ISC: Kejahatan Korupsi Tak Bisa Direstoratif Justice

0
90
Hendrik Sinaga, SH,MH - Direktur Eksekutif ISC

Kejaksaan Agung sedang mengkaji semua perkara kerugianya yang dibawah 50 Juta akan di restoratif justice baik itu perkara pidana umum maupun korupsi hal ini disampaikan dalam Webinar bertanjuk “ Keadilan Restoratif” yang disiarkan secara virtual, Selasa (8/3/2022)

“Terkait tindak pidana korupsi yang tidak berkaitan dengan kerugian keuangan negara, maupun yang berkaitan dengan kerugian keuangan negara dengan nominal kerugian yang relatif kecil, misalnya di bawah Rp 50 juta, kiranya patut menjadi bahan diskursus bersama apakah perkara tersebut harus dilakukan penjatuhan sanksi pidana penjara atau dapat menggunakan mekanisme penjatuhan sanksi lain?” kata Burhanuddin

Menurut Burhanuddin, kasus korupsi dengan kerugian keuangan negara kecil dapat diselesaikan dengan restorative justice. Diketahui restorative justice telah diterapkan di beberapa kasus yang berkaitan rakyat kecil, tetapi ia menginginkan keadilan restoratif dapat diterapkan dengan memperhatikan kualitas, jenis, dan berat ringannya suatu perkara.

Dalam kasus tindak pidana korupsi, menurut Burhanuddin, restoratif justice dapat diterapkan terhadap nominal kerugian negara yang kecil dengan tujuan pengembalian kerugian keuangan negara.

“Dalam konteks pemberantasan tindak pidana korupsi penerapan keadilan restoratif ini dimungkinkan dapat diterapkan untuk para pelaku, satu tindak pidana korupsi yang perbuatannya tidak berkaitan dengan kerugian keuangan negara, maupun yang berkaitan dengan kerugian keuangan negara, namun dengan nominal kerugian yang kecil, dengan mengingat kejahatan tindak pidana korupsi pada dasarnya adalah kejahatan finansial,” kata Burhanuddin.

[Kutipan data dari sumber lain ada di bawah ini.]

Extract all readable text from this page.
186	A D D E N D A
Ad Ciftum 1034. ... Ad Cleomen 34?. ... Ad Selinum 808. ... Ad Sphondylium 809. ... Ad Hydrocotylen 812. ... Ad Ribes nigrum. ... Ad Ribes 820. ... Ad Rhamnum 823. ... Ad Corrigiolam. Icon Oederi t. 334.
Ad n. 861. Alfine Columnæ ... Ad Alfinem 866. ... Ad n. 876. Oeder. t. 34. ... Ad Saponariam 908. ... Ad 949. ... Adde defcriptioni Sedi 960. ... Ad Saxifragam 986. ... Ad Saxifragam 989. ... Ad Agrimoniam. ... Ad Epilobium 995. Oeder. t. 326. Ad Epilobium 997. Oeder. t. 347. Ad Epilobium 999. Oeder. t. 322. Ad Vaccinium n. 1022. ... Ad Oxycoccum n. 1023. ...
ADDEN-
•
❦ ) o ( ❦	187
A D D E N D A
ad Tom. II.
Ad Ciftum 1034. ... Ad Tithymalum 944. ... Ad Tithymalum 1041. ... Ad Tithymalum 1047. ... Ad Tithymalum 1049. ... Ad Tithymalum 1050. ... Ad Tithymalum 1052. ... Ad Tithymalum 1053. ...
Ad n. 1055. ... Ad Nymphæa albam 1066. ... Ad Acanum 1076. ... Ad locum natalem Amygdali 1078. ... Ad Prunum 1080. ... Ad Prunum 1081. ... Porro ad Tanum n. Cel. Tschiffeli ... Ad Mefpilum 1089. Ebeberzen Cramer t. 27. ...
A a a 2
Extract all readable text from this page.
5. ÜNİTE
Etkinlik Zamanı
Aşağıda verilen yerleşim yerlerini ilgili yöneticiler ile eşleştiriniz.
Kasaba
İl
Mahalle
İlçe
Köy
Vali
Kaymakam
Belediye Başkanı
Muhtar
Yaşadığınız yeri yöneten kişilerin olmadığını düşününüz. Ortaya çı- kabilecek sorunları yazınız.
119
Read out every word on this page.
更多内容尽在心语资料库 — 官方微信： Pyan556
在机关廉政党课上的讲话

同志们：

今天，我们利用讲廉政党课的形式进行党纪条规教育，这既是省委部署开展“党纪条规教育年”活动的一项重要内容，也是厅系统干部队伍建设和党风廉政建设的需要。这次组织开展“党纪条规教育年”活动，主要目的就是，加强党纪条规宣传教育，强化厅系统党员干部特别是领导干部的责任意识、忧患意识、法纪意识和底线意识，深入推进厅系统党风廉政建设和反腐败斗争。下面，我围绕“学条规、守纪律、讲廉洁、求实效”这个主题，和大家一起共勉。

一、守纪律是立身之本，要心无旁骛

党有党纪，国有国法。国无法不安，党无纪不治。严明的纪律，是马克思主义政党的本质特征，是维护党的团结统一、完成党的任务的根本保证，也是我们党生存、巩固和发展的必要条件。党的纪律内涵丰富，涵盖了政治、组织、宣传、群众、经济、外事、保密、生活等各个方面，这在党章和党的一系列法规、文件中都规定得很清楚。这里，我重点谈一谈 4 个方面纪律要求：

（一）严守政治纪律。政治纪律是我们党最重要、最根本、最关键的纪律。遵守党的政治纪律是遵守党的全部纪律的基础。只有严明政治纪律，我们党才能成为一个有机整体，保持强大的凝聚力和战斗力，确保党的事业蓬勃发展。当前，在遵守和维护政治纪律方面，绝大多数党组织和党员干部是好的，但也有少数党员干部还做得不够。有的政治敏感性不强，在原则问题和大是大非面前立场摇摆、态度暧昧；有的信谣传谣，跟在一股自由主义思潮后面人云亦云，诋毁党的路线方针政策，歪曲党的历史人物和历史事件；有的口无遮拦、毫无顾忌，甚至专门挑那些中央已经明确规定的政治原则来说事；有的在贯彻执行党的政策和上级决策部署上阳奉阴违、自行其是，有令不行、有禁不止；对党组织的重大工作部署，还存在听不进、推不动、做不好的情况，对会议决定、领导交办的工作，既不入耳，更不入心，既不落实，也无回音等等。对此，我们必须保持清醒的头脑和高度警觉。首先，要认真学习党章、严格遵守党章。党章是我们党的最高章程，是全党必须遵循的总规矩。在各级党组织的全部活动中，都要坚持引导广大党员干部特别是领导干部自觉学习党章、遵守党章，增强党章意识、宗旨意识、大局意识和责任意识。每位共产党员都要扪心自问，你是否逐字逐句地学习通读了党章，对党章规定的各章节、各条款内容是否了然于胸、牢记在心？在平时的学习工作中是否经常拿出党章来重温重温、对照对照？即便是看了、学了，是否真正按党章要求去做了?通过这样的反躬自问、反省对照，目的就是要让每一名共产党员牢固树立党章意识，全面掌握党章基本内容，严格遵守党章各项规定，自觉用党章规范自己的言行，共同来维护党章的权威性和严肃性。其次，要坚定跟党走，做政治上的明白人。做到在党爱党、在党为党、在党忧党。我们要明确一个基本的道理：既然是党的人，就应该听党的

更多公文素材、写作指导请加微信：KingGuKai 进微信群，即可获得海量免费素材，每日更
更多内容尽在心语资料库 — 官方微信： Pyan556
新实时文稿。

Namun Direktur Eksekutif Integritas Studies Centre (ISC) Hendrik Sinaga, SH,MH tidak setuju bilamana Restoratif Justice diberikan kepada kejahatan korupsi dengan dalih apapun dikarenakan Korupsi adalah kejahatan yang luar biasa (extra ordinary crimes) yang memiliki dampak luas pada masyarakat dan negara.

“Kejahatan korupsi itu memiliki dampak luas dan sistematis dan lebih banyak yang tidak terditeksi karena semuanya ditutup dengan rapi, Bisa saja buktinya sedikit padalah yang disembunyikan luarbiasa itu kita sudah mengertilah” Ujar Hendrik yang tercatat sebagai Wasekjen DPP HAPI (Himpunan Advokat Pengacara Indonesia), dikantornya Dell Building, Jakarta, (8/3/2022).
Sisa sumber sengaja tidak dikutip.